A new report exposes the many ways that Big Oil has been working to deceive the public on climate change over the past several decades. The media has fallen for many of its tactics, effectively allowing the industry to change the debate on climate science and hide the industry backing behind its front groups and campaigns.
For nearly three decades, top executives at ExxonMobil have known that fossil fuel emissions harm the climate, according to a document uncovered by the Union of Concerned Scientists (UCS). And since then, the UCS report shows, Exxon and other major oil companies have been working to “deceive the public” about the truth on climate change.
The UCS report -- titled “The Climate Deception Dossiers: Internal Fossil Fuel Industry Memos Reveal Decades of Corporate Disinformation” -- is based on a trove of internal company and trade association documents and identifies seven tactics that oil companies have used to sow misinformation and sway public opinion in its favor. Several of these tactics involve spreading “disinformation,” and the media has taken the bait. Here's how:
Including False Balance In Climate Change Coverage
A key document uncovered by UCS is a 1998 memo from the American Petroleum Institute (API) that includes a draft “Global Climate Science Communications Plan.” The plan's stated goal is that a “majority of the American public, including industry leadership, recognizes that significant uncertainties exist in climate science, and therefore raises questions among those (e.g. Congress) who chart the future U.S. course on global climate change.” API's plan says one of its hoped-for “victories” is for media coverage to “reflect balance on climate science.” And indeed, false balance is rampant in mainstream media coverage of climate science. For example, in 2014, every broadcast Sunday news show except CBS' Face the Nation aired segments that included false balance on climate science.
Validating Contrarian Viewpoints
Another API “victory” was for media to recognize “the validity of viewpoints that challenge the current 'conventional wisdom'” on climate change. A 2013 study published in Public Understanding of Science found that conservative media frequently portray contrarians and deniers as objective experts on science. Mainstream media outlets often follow suit, such as when several major newspapers earlier this year described the fossil fuel-funded Heartland Institute as merely one of many climate “skeptics,” which lent validity to the organization's criticism of Pope Francis' climate change encyclical.
Overly Emphasizing “Uncertainty” In Climate Science
UCS also discovered that API vowed to make the media “understand... uncertainties in climate science.” Conservative media often push the false myth that climate science is “unsettled,” and a heavy focus on “uncertainties” in climate science is an unfortunate trend in media stories: a 2013 study from Oxford University showed that nearly 80 percent of climate change stories surveyed were framed in the context of uncertainty.

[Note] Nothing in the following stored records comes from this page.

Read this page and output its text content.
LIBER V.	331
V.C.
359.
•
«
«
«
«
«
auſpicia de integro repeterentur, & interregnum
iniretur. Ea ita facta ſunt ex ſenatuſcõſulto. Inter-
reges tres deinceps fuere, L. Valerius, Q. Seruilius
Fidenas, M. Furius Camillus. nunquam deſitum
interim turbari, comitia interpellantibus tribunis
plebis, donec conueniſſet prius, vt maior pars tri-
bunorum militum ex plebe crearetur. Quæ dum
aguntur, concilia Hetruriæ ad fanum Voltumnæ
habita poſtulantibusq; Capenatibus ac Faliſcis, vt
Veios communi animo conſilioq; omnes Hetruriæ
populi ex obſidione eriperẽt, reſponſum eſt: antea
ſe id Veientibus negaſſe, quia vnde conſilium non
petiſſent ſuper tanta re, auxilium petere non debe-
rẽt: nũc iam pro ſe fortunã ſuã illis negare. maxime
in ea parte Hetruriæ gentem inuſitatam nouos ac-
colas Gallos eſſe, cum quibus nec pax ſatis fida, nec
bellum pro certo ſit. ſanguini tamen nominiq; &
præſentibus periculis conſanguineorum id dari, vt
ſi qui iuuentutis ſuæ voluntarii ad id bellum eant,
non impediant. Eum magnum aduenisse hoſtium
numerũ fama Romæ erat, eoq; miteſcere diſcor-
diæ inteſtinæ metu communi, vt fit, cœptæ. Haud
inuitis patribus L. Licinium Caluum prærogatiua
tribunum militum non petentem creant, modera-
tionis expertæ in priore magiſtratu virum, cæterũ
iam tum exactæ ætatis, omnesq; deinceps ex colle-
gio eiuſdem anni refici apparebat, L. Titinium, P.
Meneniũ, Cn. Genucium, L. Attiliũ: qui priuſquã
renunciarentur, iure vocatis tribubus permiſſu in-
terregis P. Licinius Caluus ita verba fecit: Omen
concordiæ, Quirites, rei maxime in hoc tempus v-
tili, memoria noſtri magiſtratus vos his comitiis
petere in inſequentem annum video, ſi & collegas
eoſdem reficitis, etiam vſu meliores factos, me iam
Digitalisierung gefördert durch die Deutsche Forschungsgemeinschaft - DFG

Meanwhile, the science behind human-caused climate change is in fact settled, with the same level of certainty as the science behind cigarettes' causing deadly disease.
Failing To Disclose Industry Funding Behind “Grassroots” Organizations
UCS' report also shows how the oil industry has created fake grassroots organizations to lobby on behalf of the fuel companies. Several Media Matters reports have detailed the media's failure to disclose the funding behind many pro-industry organizations and campaigns -- most notably, Americans for Prosperity, the "grassroots" front group created by the oil billionaire Koch brothers.
Allowing ALEC To Shill For Industry Unnoticed
Finally, UCS reveals the extensive role played by the American Legislative Exchange Council (ALEC), which connects industry executives to state legislators and pushes legislation that furthers the oil industry's agenda. Again, many media outlets have failed to disclose the industry interests behind several ALEC campaigns, particularly its attempts to dismantle clean energy policies.
“Doubt is our product,” a tobacco executive once said, kicking off a decades-long campaign to hide the deadly impacts of smoking from consumers. The fossil fuel industry's campaign to sow uncertainty and introduce doubt into climate change coverage shows how the industry is taking yet another page from Big Tobacco's playbook.